According to orthodox Marxism, it was necessary for the conditions of capitalism to ripen before a socialist revolution could take place. This meant that such revolutions could only break out in advanced industrialized societies. Yet the Russian Revolution of October 1917 appeared to turn received wisdom on its head as Russia's was an overwhelmingly agrarian economy, with the vast majority of its people working the land.
Having achieved power, the Bolsheviks were determined to do everything they could to hold on to it. Among other things, this involved embarking upon a rapid program of industrialization, creating millions of workers on which the future stability and survival of the new regime would depend. The Bolsheviks were inherently distrustful of the peasantry for their conservatism and wanted instead to construct a true workers' state on the basis of a new, mass-industrialized society, hence the overriding necessity of industrialization.
This process was greatly accelerated under Stalin, who set (over)ambitious plans for catching up with the advanced capitalist powers of the West. Ever more demanding output and production targets became the order of the day. But without proper planning and adequate supplies, huge problems soon developed. As well as its chronic inefficiency, Stalin's industrialization plan caused suffering on a massive scale, with those toiling in the new factories slaving away under appalling conditions in this so-called workers' paradise.

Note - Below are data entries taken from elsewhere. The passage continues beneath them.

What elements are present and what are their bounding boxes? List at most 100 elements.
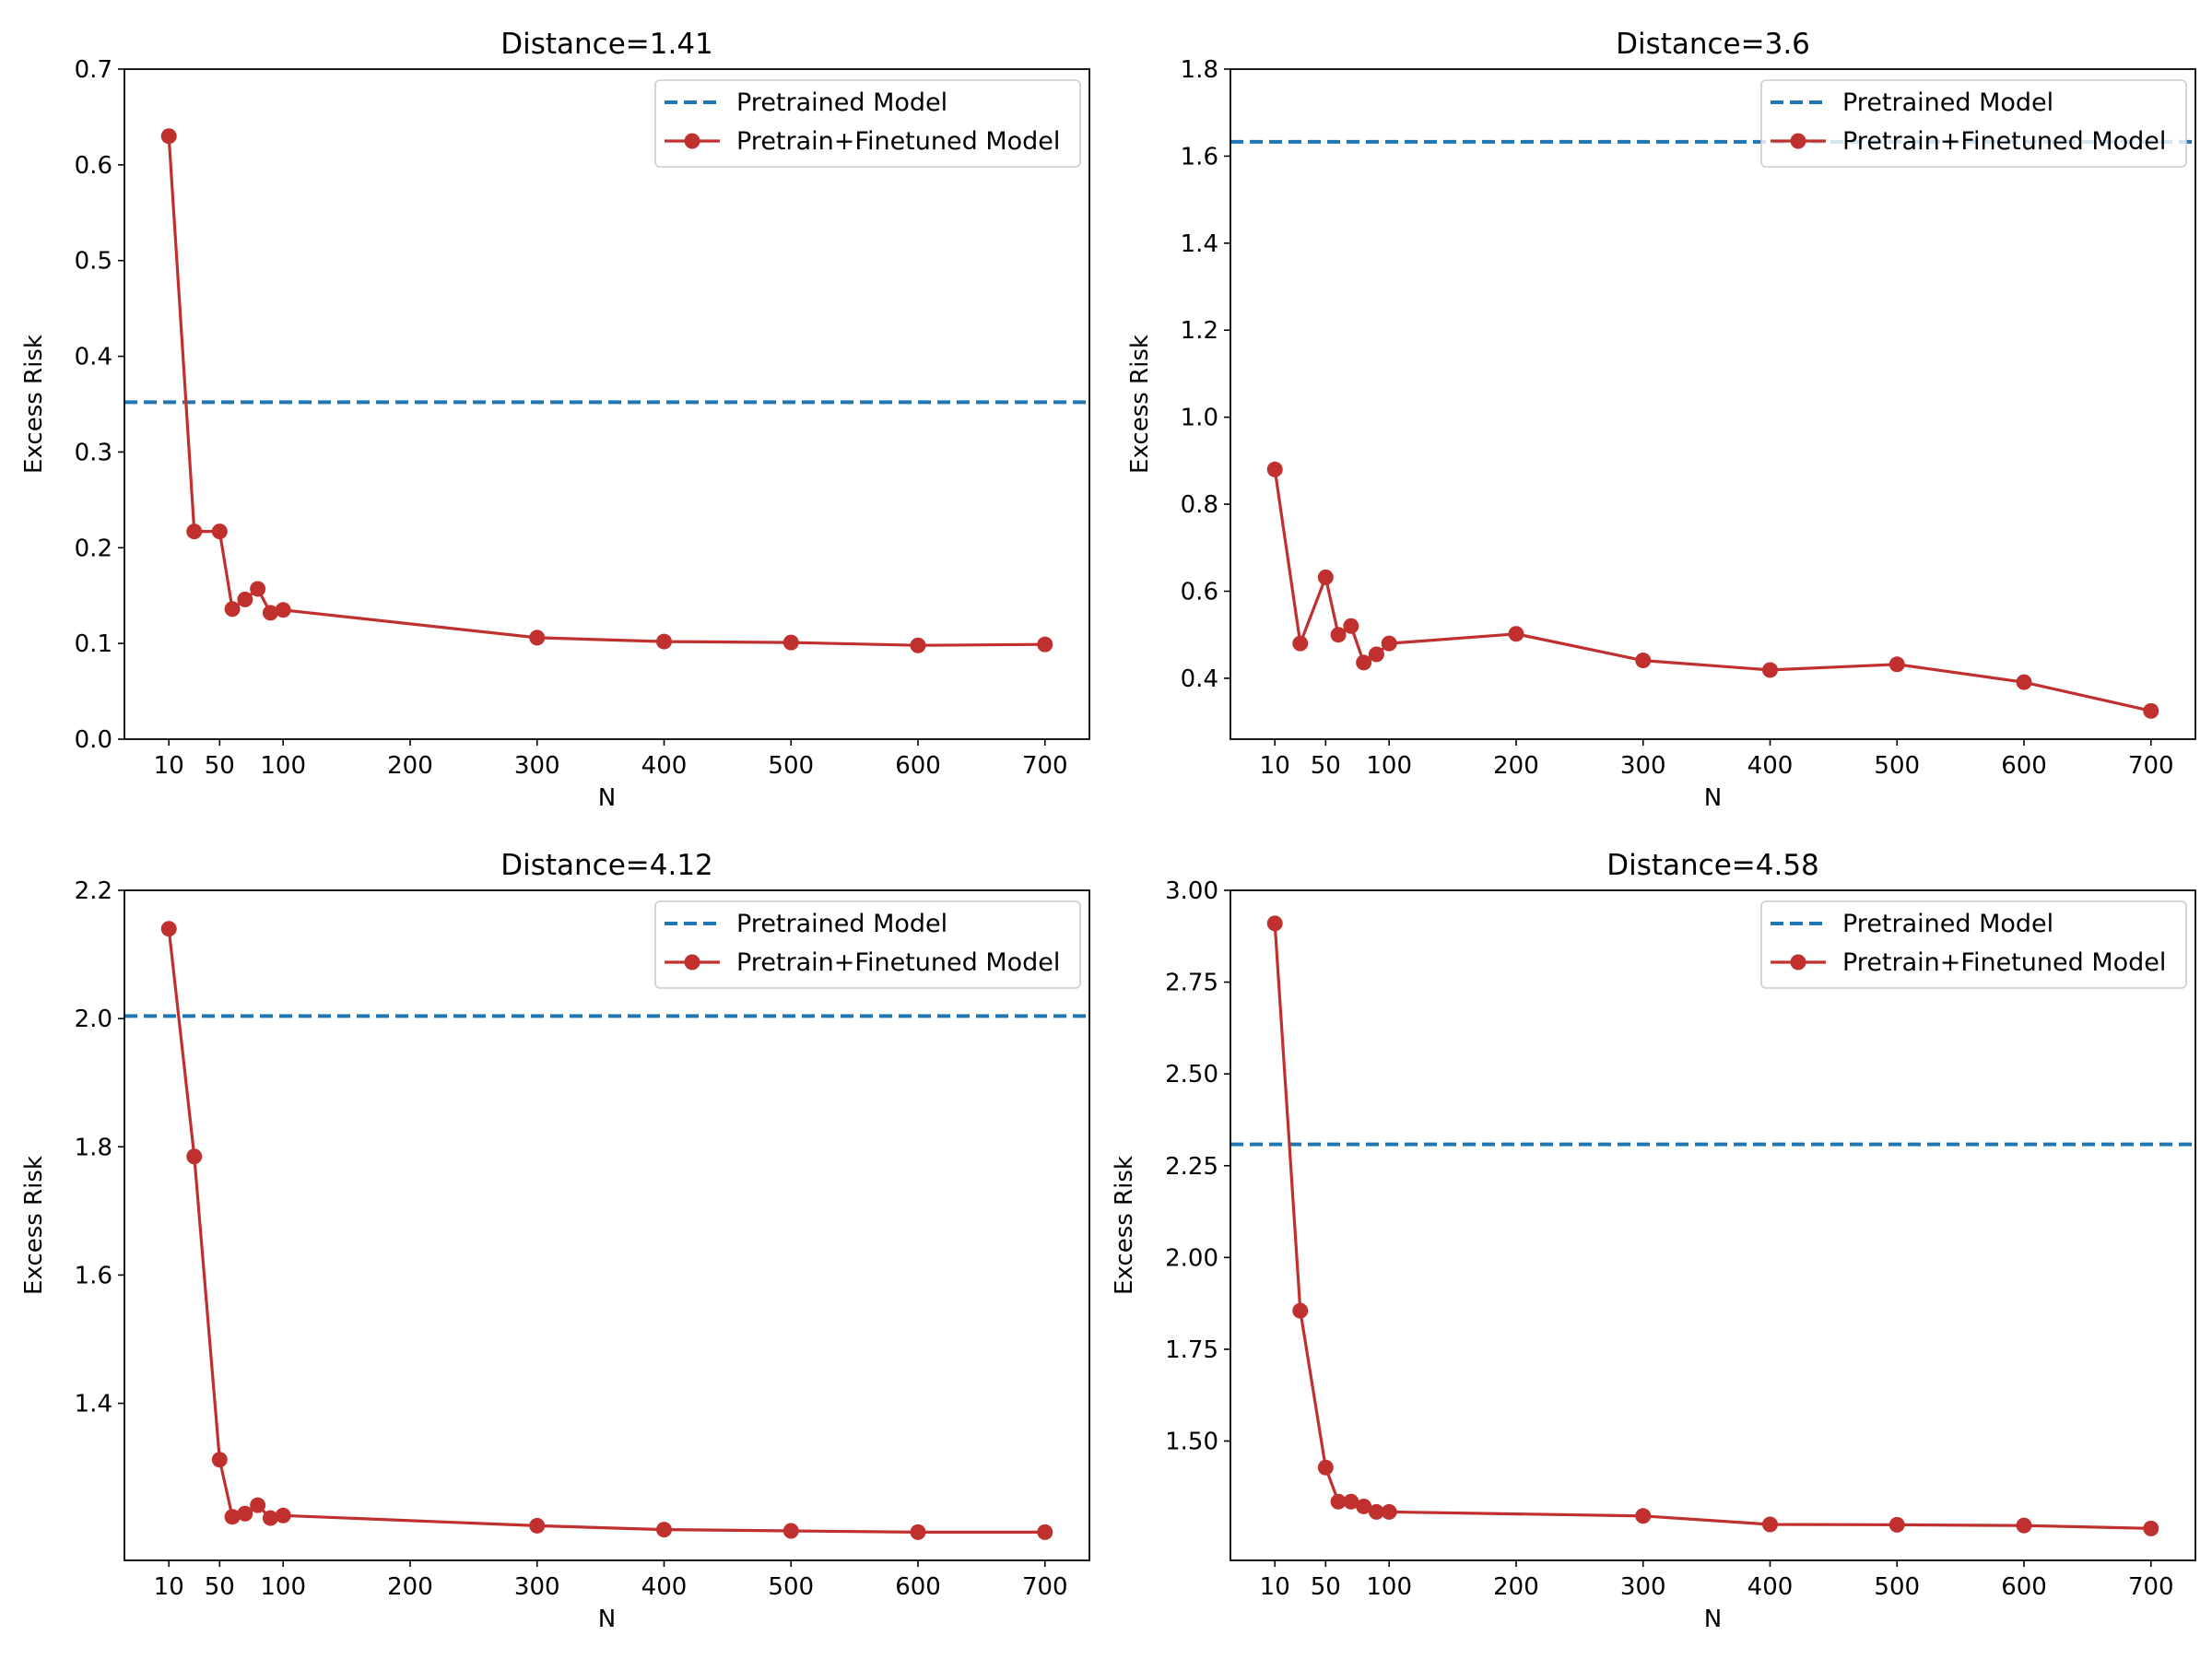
x-tick-label: 200 — [387, 1573, 433, 1601]
finetuned-data-point — [2016, 1517, 2032, 1534]
x-tick-label: 500 — [1874, 1573, 1920, 1601]
finetuned-data-point — [186, 1148, 203, 1165]
finetuned-data-point — [910, 1524, 926, 1540]
finetuned-data-point — [160, 921, 177, 937]
y-axis-label: Excess Risk — [20, 335, 48, 474]
finetuned-data-point — [1037, 1524, 1053, 1540]
subplot-title: Distance=3.6 — [1616, 28, 1810, 61]
finetuned-data-point — [1317, 569, 1334, 585]
x-tick-label: 700 — [1022, 752, 1068, 780]
x-tick-label: 300 — [514, 1573, 560, 1601]
y-tick-label: 3.00 — [1165, 877, 1218, 905]
y-axis-label: Excess Risk — [20, 1156, 48, 1295]
subplot-2: Distance=3.6 10 50 100 200 300 400 500 600 700 0.4… — [1126, 28, 2196, 812]
y-tick-label: 0.8 — [1181, 491, 1218, 519]
legend-pretrained-label: Pretrained Model — [1842, 88, 2053, 117]
legend-finetuned-marker — [684, 954, 700, 971]
y-tick-label: 0.4 — [75, 344, 112, 371]
y-tick-label: 1.6 — [75, 1262, 112, 1289]
y-tick-label: 0.6 — [1181, 578, 1218, 606]
x-tick-label: 100 — [260, 752, 306, 780]
legend: Pretrained Model Pretrain+Finetuned Model — [654, 79, 1081, 168]
legend-finetuned-marker — [684, 133, 700, 149]
finetuned-data-point — [529, 1517, 546, 1534]
x-tick-label: 600 — [895, 752, 941, 780]
y-tick-label: 1.50 — [1165, 1429, 1218, 1456]
finetuned-data-point — [1292, 1302, 1309, 1319]
x-tick-label: 300 — [1620, 752, 1666, 780]
x-tick-label: 200 — [1493, 1573, 1539, 1601]
x-tick-label: 100 — [1366, 752, 1412, 780]
y-tick-label: 0.6 — [75, 152, 112, 180]
legend-box — [654, 79, 1081, 168]
finetuned-data-point — [224, 1509, 241, 1525]
x-tick-label: 500 — [768, 752, 814, 780]
y-tick-label: 2.2 — [75, 877, 112, 905]
x-tick-label: 600 — [2001, 752, 2047, 780]
finetuned-data-point — [1381, 1503, 1397, 1520]
legend-pretrained-label: Pretrained Model — [736, 910, 947, 938]
finetuned-data-point — [211, 1452, 228, 1468]
x-tick-label: 200 — [387, 752, 433, 780]
finetuned-data-point — [655, 633, 672, 650]
legend: Pretrained Model Pretrain+Finetuned Model — [1760, 900, 2187, 989]
finetuned-data-point — [1356, 654, 1372, 671]
y-axis-label: Excess Risk — [1111, 1156, 1138, 1295]
legend-finetuned-marker — [1790, 133, 1806, 149]
finetuned-data-point — [1292, 635, 1309, 652]
legend-finetuned-label: Pretrain+Finetuned Model — [736, 127, 1060, 156]
x-tick-label: 600 — [895, 1573, 941, 1601]
x-tick-label: 300 — [514, 752, 560, 780]
x-tick-label: 50 — [1311, 1573, 1341, 1601]
x-tick-label: 700 — [1022, 1573, 1068, 1601]
x-tick-label: 500 — [768, 1573, 814, 1601]
finetuned-data-point — [2143, 702, 2159, 719]
finetuned-data-point — [1761, 662, 1778, 678]
finetuned-data-point — [782, 1523, 799, 1539]
finetuned-data-point — [1368, 646, 1384, 663]
finetuned-data-point — [237, 1505, 253, 1522]
finetuned-data-point — [1330, 1493, 1347, 1510]
finetuned-data-point — [275, 602, 291, 618]
finetuned-data-point — [2143, 1520, 2159, 1536]
finetuned-data-point — [655, 1522, 672, 1538]
x-tick-label: 100 — [260, 1573, 306, 1601]
finetuned-data-point — [2016, 674, 2032, 690]
x-axis-label: N — [1704, 1606, 1722, 1633]
finetuned-data-point — [1888, 656, 1905, 673]
finetuned-data-point — [782, 634, 799, 651]
legend-pretrained-label: Pretrained Model — [736, 88, 947, 117]
x-tick-label: 400 — [1747, 1573, 1794, 1601]
y-tick-label: 1.4 — [1181, 230, 1218, 258]
y-tick-label: 1.75 — [1165, 1336, 1218, 1364]
legend-box — [1760, 79, 2187, 168]
x-axis-label: N — [598, 784, 616, 812]
legend: Pretrained Model Pretrain+Finetuned Model — [1760, 79, 2187, 168]
x-axis-label: N — [598, 1606, 616, 1633]
y-tick-label: 0.2 — [75, 535, 112, 562]
y-tick-label: 0.0 — [75, 726, 112, 754]
finetuned-data-point — [1888, 1516, 1905, 1533]
finetuned-data-point — [1635, 1508, 1652, 1524]
finetuned-data-point — [1266, 461, 1283, 477]
x-tick-label: 600 — [2001, 1573, 2047, 1601]
legend-finetuned-label: Pretrain+Finetuned Model — [1842, 127, 2166, 156]
subplot-title: Distance=4.12 — [500, 849, 713, 882]
subplot-4: Distance=4.58 10 50 100 200 300 400 500 600 700 1.… — [1111, 849, 2196, 1633]
finetuned-data-point — [1343, 618, 1359, 634]
y-tick-label: 2.0 — [75, 1006, 112, 1033]
y-tick-label: 1.2 — [1181, 317, 1218, 345]
x-tick-label: 300 — [1620, 1573, 1666, 1601]
x-tick-label: 10 — [154, 1573, 184, 1601]
finetuned-data-point — [1356, 1498, 1372, 1514]
finetuned-data-point — [1368, 1503, 1384, 1520]
finetuned-data-point — [1037, 636, 1053, 653]
finetuned-data-point — [262, 1510, 278, 1526]
x-tick-label: 10 — [154, 752, 184, 780]
x-tick-label: 200 — [1493, 752, 1539, 780]
y-tick-label: 0.5 — [75, 248, 112, 276]
legend-finetuned-label: Pretrain+Finetuned Model — [1842, 948, 2166, 977]
finetuned-series-line — [1273, 923, 2151, 1530]
finetuned-data-point — [1266, 915, 1283, 932]
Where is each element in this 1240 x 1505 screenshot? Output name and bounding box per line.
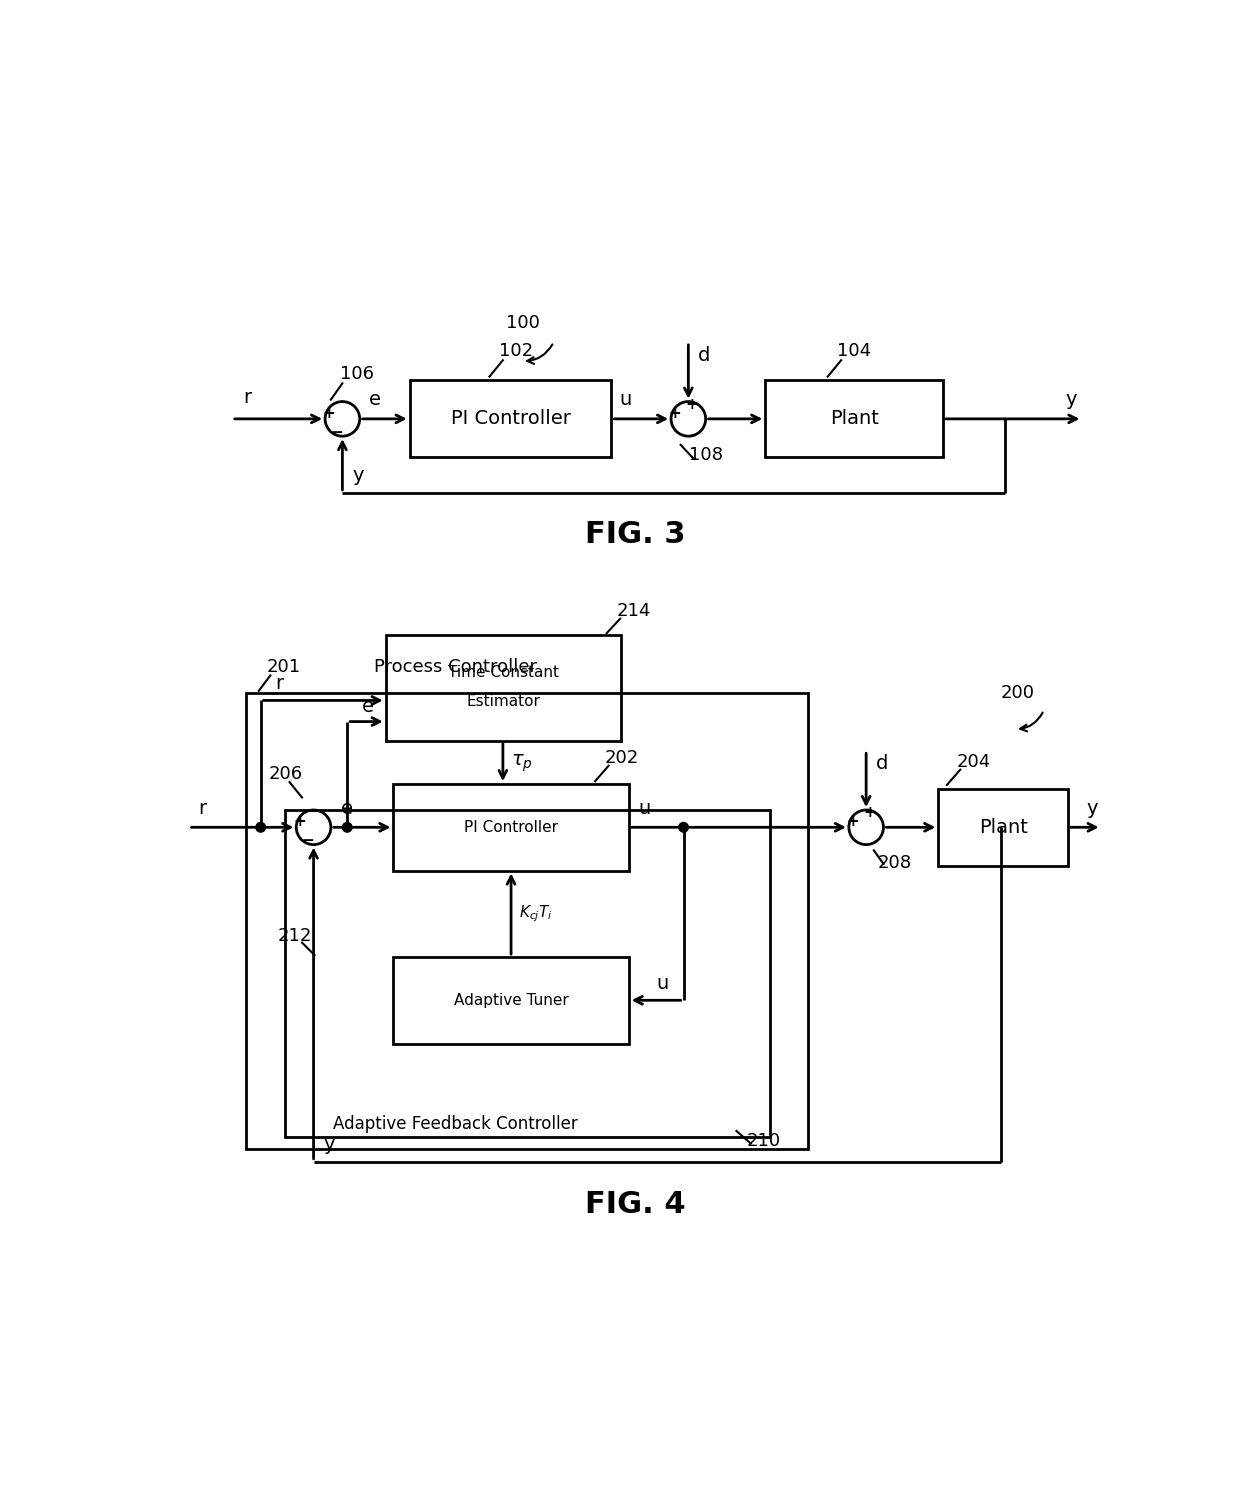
Text: −: − (330, 424, 343, 439)
Text: y: y (1065, 390, 1076, 409)
Bar (393, 784, 629, 870)
Text: d: d (875, 754, 888, 774)
Text: r: r (198, 799, 206, 817)
Text: r: r (275, 674, 283, 692)
FancyArrowPatch shape (1021, 712, 1043, 731)
Text: +: + (322, 406, 335, 420)
Text: y: y (352, 467, 363, 485)
Text: Process Controller: Process Controller (374, 658, 537, 676)
Bar (393, 957, 629, 1043)
Text: 210: 210 (746, 1132, 781, 1150)
Text: e: e (362, 697, 373, 716)
Text: Time Constant: Time Constant (448, 665, 559, 680)
Text: 102: 102 (498, 342, 533, 360)
Text: y: y (1086, 799, 1097, 817)
Text: FIG. 3: FIG. 3 (585, 519, 686, 549)
Text: Estimator: Estimator (466, 694, 541, 709)
Text: +: + (294, 814, 306, 829)
Text: +: + (686, 397, 698, 412)
Bar (765, 381, 944, 458)
Text: d: d (698, 346, 711, 364)
Text: r: r (243, 388, 252, 408)
Text: 214: 214 (616, 602, 651, 620)
Text: −: − (301, 834, 314, 849)
Bar (285, 810, 770, 1136)
Text: FIG. 4: FIG. 4 (585, 1189, 686, 1219)
Bar (939, 789, 1068, 865)
Text: $K_{cj}T_i$: $K_{cj}T_i$ (518, 903, 552, 924)
Text: 206: 206 (268, 765, 303, 783)
Text: 202: 202 (605, 749, 639, 766)
Text: e: e (341, 799, 352, 817)
Text: 106: 106 (340, 366, 373, 384)
Text: +: + (847, 814, 859, 829)
Text: Plant: Plant (978, 817, 1028, 837)
Text: Plant: Plant (830, 409, 879, 429)
Text: 200: 200 (1001, 685, 1034, 703)
Text: 212: 212 (278, 927, 312, 945)
FancyArrowPatch shape (527, 345, 553, 364)
Text: e: e (370, 390, 382, 409)
Text: PI Controller: PI Controller (450, 409, 570, 429)
Circle shape (678, 823, 688, 832)
Text: 104: 104 (837, 342, 872, 360)
Text: 204: 204 (956, 752, 991, 771)
Text: $\tau_p$: $\tau_p$ (511, 752, 532, 774)
Text: 201: 201 (267, 658, 300, 676)
Text: +: + (863, 805, 877, 820)
Text: 108: 108 (689, 445, 723, 464)
Circle shape (255, 823, 265, 832)
Text: 100: 100 (506, 315, 539, 333)
Text: +: + (668, 406, 681, 420)
Text: PI Controller: PI Controller (464, 820, 558, 835)
Text: y: y (324, 1135, 335, 1154)
Text: u: u (639, 799, 651, 817)
Text: Adaptive Feedback Controller: Adaptive Feedback Controller (332, 1115, 578, 1133)
Text: 208: 208 (878, 853, 911, 871)
Bar (247, 692, 808, 1150)
Text: Adaptive Tuner: Adaptive Tuner (454, 993, 568, 1008)
Bar (386, 635, 621, 740)
Text: u: u (619, 390, 631, 409)
Text: u: u (656, 974, 668, 993)
Circle shape (342, 823, 352, 832)
Bar (409, 381, 611, 458)
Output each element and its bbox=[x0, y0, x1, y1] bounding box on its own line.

As for the peasants, they were forced into collective farms controlled by the government. They were required to produce food which would mainly be used to supply the workers in the rapidly expanding industrial towns and cities. Once again, however, lack of proper foresight and planning led to disaster. Agricultural output tanked, leading to famine on a catastrophic scale. To make matters worse, the regime actually confiscated already dwindling stocks of grain to sell abroad in order to fund the purchase of industrial tools and machinery. The consequences were truly horrific, with tens of millions of people dying of starvation. As well as the immense suffering they caused, mass industrialization and collectivization fundamentally changed the whole nature of Soviet society, as they were intended to do.